研究は、バーチャル環境が健康成果を高める可能性があることを示唆している。VRマインドフルネスプログラムは参加者のストレスと不安レベルを軽減し、バーチャルエクササイズは従来のエクササイズクラスよりも多くのモチベーションと一貫性をもたらしたと、テスフ博士は説明した。

「女性にとって、このトレンドは便利で包括的で支援的なウェルネス体験へのアクセスを提供する機会だ。これらのバーチャルウェルネススペースにより、女性は場所やスケジュールの競合に関係なく、ガイド付きフィットネスクラス、マインドフルネスセッション、健康ワークショップに参加できる。これは働く女性や介護者である女性にとって特に重要だ」と彼女は述べた。

5. スキンケアのシンプル化

12ステップのスキンケアルーティンに疲れを感じているなら、あなただけではない。「ガラス肌ルック」のような不可能なスキンケア基準から、複雑な多段階の儀式まで、女性たちは疲労を感じており、より簡単で基本的な健康的な肌へのアプローチを切望している。そして、研究は、「天然」成分を含むものであっても、あまりに多くのパーソナルケア製品が有害であり、健康に危険をもたらす可能性さえあることを示している。

そのため、スキンケアへのミニマリストアプローチの台頭が見られるだろう。質の高い、持続可能な方法で調達された成分のみで作られた質の高い製品に焦点を当て、肌固有のニーズを容易に、ほとんど努力なしで高める。

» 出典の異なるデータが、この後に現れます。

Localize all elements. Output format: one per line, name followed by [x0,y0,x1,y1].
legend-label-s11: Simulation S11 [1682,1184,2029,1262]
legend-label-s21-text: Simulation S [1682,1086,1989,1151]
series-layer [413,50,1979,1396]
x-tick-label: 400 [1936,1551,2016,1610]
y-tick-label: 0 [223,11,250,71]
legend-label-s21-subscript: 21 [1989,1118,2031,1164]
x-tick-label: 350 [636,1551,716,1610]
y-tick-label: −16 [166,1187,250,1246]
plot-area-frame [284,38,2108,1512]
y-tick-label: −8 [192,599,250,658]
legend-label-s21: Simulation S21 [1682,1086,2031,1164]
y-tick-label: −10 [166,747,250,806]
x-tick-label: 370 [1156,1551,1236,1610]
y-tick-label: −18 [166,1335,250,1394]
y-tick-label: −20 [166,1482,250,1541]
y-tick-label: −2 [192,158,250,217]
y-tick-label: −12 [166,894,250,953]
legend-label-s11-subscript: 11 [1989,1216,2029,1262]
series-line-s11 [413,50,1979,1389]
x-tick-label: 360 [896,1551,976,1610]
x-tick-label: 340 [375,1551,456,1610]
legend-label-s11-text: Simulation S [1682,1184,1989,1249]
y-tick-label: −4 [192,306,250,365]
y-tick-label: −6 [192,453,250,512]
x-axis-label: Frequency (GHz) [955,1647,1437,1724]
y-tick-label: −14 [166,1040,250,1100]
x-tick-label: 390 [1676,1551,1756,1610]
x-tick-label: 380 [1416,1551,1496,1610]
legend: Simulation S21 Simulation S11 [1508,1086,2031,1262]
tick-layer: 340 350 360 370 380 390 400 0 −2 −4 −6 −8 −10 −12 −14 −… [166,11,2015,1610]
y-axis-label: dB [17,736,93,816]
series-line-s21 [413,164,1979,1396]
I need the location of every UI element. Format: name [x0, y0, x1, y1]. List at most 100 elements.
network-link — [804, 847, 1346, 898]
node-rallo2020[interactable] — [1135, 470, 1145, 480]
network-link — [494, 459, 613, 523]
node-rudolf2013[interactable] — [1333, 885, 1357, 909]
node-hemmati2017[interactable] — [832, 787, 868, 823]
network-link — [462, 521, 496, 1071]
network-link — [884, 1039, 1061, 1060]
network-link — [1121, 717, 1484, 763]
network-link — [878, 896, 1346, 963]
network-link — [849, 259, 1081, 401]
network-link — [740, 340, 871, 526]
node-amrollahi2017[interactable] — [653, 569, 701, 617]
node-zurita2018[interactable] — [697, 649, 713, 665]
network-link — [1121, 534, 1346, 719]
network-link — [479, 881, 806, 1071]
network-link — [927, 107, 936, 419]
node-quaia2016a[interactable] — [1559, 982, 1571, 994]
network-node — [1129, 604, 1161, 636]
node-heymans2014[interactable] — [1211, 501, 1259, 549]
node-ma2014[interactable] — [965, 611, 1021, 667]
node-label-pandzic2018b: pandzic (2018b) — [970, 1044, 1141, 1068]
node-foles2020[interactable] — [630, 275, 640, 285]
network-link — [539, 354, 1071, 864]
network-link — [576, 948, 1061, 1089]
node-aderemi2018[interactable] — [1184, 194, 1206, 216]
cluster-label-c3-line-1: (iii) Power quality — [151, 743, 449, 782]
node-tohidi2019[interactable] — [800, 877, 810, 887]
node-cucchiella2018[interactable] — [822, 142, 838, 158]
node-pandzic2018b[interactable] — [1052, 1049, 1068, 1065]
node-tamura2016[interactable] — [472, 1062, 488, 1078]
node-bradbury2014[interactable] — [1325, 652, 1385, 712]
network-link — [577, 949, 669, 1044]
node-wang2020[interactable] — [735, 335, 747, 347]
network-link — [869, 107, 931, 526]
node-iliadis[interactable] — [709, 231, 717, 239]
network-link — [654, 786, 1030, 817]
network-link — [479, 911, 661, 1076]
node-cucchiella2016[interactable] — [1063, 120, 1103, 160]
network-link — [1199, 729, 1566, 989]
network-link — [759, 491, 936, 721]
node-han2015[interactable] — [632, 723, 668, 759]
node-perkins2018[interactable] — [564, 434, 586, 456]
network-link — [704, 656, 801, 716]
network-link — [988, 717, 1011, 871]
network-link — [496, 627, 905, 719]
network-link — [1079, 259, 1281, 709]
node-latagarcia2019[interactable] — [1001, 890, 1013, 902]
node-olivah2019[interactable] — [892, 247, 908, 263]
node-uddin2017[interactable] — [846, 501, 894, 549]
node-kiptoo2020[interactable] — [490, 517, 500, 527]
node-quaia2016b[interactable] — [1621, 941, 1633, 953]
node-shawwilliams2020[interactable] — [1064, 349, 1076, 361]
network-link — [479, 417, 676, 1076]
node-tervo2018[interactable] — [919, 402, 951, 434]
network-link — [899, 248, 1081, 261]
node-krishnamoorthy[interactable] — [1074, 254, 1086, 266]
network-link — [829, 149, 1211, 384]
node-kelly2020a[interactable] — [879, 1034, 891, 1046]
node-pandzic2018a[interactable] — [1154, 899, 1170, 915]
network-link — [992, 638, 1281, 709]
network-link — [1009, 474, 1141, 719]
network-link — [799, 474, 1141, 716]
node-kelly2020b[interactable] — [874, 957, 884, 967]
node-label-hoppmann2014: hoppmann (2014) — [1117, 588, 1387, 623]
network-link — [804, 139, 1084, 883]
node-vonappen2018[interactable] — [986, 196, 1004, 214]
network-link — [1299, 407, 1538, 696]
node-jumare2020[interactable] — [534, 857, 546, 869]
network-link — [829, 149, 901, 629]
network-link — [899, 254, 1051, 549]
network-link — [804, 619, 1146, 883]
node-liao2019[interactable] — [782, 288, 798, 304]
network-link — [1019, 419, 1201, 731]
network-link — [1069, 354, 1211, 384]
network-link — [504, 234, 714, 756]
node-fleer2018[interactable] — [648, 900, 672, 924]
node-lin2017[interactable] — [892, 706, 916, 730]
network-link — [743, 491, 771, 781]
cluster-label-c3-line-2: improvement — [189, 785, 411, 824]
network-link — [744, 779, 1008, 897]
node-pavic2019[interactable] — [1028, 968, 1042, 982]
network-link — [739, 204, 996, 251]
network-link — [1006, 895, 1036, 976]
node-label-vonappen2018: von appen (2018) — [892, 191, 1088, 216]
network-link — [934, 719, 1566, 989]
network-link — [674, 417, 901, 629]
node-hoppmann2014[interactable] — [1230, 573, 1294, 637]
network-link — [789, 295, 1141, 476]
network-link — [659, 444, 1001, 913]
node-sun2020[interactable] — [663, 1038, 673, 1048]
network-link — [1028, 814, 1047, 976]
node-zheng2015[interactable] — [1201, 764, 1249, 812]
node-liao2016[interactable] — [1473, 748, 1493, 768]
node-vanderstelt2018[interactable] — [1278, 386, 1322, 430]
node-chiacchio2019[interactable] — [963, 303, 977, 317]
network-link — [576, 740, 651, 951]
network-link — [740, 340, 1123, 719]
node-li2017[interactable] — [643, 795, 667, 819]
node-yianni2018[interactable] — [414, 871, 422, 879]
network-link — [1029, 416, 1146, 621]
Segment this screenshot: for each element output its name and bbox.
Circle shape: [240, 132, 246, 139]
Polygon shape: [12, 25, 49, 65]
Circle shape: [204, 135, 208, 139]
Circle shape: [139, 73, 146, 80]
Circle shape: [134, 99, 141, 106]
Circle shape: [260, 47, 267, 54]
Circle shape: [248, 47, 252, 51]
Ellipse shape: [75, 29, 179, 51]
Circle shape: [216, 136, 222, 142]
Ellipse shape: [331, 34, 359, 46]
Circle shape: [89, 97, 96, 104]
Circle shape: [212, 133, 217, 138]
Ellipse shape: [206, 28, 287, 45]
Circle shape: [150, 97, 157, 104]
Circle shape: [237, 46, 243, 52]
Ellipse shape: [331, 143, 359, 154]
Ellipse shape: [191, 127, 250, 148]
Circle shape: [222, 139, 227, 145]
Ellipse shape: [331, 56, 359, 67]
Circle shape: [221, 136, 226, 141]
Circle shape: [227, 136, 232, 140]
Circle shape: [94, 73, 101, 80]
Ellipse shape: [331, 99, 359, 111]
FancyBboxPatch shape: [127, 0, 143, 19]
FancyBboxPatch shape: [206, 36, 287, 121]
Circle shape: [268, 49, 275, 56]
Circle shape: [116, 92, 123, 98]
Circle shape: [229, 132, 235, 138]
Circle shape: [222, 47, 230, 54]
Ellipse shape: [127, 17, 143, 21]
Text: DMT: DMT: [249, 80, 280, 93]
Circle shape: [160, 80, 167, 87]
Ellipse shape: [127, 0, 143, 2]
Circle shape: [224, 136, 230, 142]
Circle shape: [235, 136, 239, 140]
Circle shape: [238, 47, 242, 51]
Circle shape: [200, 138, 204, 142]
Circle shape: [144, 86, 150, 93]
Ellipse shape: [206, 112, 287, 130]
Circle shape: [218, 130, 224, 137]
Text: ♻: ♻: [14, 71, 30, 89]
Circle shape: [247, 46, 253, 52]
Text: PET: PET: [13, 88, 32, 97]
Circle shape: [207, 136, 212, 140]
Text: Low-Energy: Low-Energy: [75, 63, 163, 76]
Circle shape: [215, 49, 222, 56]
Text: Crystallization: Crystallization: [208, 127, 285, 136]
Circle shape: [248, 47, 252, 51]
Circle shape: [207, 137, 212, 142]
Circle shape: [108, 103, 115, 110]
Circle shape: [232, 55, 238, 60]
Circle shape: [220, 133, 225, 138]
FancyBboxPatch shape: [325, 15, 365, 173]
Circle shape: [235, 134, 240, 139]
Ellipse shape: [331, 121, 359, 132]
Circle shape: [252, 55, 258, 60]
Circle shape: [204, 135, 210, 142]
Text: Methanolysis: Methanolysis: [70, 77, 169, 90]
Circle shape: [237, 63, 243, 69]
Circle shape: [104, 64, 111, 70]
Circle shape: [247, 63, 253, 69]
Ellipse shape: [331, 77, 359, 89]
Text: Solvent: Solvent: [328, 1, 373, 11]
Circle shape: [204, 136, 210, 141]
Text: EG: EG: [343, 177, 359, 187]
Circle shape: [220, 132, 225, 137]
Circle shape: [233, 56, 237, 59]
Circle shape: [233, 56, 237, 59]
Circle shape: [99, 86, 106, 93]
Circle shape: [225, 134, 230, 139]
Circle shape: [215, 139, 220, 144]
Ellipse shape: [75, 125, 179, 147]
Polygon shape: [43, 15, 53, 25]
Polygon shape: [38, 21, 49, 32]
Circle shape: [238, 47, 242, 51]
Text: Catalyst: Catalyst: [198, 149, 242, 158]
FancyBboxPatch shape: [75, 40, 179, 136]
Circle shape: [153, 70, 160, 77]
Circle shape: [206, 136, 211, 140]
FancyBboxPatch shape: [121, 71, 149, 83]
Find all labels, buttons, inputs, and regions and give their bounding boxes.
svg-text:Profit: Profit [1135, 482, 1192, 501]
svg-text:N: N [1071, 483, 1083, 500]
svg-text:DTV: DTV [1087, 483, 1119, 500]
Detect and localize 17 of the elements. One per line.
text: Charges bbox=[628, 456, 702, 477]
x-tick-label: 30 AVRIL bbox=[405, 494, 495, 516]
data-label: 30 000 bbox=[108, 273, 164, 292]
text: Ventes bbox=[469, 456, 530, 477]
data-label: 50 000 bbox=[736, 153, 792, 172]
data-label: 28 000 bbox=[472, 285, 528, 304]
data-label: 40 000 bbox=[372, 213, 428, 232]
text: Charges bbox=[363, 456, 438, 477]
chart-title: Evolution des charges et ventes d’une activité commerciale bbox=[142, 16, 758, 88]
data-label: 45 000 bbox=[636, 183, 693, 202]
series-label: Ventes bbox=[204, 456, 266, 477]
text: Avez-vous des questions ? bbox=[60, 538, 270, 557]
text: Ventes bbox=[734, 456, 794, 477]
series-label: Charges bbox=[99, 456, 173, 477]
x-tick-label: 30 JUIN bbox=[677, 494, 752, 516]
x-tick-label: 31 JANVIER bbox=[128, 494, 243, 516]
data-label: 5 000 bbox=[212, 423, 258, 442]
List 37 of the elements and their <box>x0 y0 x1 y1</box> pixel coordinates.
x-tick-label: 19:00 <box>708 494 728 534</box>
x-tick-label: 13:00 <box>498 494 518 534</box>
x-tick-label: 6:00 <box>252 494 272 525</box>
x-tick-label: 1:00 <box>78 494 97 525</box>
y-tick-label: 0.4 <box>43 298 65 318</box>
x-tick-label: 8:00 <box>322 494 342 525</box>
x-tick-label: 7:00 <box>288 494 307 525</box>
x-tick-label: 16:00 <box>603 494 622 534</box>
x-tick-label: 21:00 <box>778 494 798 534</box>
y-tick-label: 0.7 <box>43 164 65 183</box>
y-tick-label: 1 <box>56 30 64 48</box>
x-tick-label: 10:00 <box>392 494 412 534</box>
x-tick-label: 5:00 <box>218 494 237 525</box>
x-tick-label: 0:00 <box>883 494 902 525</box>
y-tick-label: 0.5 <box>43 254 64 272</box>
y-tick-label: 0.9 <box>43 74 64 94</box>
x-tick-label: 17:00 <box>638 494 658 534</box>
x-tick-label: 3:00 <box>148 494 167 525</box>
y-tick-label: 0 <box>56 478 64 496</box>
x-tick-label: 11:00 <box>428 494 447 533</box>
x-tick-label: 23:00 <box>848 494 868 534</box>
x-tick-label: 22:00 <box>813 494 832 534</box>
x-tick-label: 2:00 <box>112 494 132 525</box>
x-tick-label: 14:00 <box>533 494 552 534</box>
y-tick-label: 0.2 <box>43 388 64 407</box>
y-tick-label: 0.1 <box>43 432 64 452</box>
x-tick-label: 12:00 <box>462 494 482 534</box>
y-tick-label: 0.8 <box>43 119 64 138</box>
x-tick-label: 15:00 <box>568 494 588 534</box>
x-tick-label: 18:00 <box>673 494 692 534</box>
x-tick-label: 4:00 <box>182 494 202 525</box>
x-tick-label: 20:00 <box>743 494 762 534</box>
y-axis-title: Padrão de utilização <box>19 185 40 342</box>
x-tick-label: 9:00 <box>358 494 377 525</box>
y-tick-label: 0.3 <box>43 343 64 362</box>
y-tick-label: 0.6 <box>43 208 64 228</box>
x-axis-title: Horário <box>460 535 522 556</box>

「科学はバリアフレンドリーな基本とより少ない刺激物を支持している」と、皮膚科医のシャムサ・カンワル医学博士は述べた。「強力な界面活性剤と過度の洗浄は、肌のタンパク質と脂質を破壊し、刺激と経表皮水分損失を高める。これは、より穏やかでシンプルなルーティンへの移行を支持する」

装飾なしで肌を養うために、カンワル博士はスキンケアをわずか3〜4ステップに簡素化することを提案した。「推奨されるルーティンは、穏やかに洗浄し、保湿し、毎日SPF30以上を使用し、一度に1つのターゲット活性成分のみを重ねることだ」

彼女はまた、接触アレルゲンのリスクを減らすために無香料処方を選び、必要に応じてバリアサポートのためのナイアシンアミドや脂質補充のためのセラミドなどの活性成分を追加することを推奨した。